Australian media ownership is amongst the most concentrated in the world with 11 of the 12 major newspapers either owned by Rupert Murdoch’s News Corporation or Fairfax. We had 10 times more regular news papers 100 years ago when our population was less than 6 million people.

One month before Kevid Rudd won the 2007 election he flew to New York to meet Rupert Murdoch for undisclosed reasons which resulted in rather favourable treatment from News Corps papers at a crucial time. Much the same thing happened just prior to the Whitlam government being elected, but turned sour as soon as there was an attempt to regulate media ownership.

For the last 30 years there has been no government policy aimed at giving Australians a better choice in media sources or at breaking up the monopoly of Fairfax/Newscorp. These companies weild such power now that if any government were to even hint at legislation, their papers would tirelessly tarnish the government and could no doubt massively sway the population against a government.

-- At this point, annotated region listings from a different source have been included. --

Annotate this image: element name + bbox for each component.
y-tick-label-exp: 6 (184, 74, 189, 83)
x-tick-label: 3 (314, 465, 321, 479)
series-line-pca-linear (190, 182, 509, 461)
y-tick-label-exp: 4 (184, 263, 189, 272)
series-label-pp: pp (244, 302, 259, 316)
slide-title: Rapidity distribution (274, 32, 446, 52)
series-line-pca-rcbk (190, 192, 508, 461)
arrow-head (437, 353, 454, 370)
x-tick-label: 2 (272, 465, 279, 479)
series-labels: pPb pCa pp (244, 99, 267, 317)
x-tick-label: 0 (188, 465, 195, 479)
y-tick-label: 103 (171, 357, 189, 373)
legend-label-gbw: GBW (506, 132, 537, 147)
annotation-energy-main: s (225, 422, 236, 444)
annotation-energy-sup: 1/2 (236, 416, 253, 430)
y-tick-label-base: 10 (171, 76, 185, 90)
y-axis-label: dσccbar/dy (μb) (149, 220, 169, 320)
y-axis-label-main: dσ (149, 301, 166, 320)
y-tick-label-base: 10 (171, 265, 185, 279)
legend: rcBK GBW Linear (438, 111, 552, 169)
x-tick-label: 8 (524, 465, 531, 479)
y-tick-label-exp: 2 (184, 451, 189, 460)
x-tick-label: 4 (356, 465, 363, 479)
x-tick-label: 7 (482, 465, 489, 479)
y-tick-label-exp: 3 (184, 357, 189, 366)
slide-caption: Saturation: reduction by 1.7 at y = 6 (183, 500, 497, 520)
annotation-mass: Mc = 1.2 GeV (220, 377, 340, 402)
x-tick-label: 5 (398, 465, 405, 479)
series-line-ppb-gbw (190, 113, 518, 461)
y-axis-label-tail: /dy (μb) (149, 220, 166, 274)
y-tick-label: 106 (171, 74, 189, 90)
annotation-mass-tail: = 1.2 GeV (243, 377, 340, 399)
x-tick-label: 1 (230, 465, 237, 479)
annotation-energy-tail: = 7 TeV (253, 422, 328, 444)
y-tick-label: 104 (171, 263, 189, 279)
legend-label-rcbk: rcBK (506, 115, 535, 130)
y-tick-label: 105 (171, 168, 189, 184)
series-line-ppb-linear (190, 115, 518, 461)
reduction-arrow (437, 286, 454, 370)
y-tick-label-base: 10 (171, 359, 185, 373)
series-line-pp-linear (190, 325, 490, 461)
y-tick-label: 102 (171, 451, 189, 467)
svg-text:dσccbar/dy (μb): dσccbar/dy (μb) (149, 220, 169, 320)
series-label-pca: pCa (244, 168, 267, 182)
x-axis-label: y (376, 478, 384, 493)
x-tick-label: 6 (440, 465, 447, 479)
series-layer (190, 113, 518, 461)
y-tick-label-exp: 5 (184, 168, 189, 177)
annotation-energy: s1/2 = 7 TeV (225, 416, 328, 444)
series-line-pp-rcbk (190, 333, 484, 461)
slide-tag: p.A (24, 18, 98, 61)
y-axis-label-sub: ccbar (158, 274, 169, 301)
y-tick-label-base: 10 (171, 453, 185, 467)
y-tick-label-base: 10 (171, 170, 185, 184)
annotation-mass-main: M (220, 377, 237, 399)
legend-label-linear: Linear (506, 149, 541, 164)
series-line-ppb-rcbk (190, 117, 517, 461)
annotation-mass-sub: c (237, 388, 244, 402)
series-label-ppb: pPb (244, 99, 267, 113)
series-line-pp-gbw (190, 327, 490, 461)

As citizens we expect the media to attempt to report the truth and to provide us with a good balanced mix of opinions and intelligent educated commentary, but instead we get this. Commentary based on ignorance, fear, cruelty and utter stupidity, and it remains the most read ‘political’ blog in the country.

A democracy cannot function without a fair, impartial and aggressively independent media and if we as citizens do not insist on independent media and diverse media ownership we are doing ourselves an injustice.

In Italy today, Silvio Berlusconi (Pictured), the countries Prime Minister owns 60% of all Italian media (TV, Magazine, papers, Radio, Web News). Do we really want to head down this path?

The Australian media is amazingly lazy, the hardly research anything and source 90% of their stories about foreign events from Reuters & Associated press. Having a real journalist on the ground actually researching and reporting is apparently too costly for these multi billion dollar oligarchs.  When reporting on politics, public health, transport etc they are heavily edited so as not to offend any company (or their interests) that advertises with the station/newspaper. In short they will not tell you the full story, because it may not be in ‘their interest’. A crazy notion, seeings ‘their interest’ should be ours.

So next time you chuck on the TV or open the Herald-Sun/The Age, carefully look at the journalists name, look them up, see their history and always check who owns what you are reading/watching. We need 20 different companies running our media outlets, not 2 or 3, it simply isn’t good enough and its time we insisted on more diversity.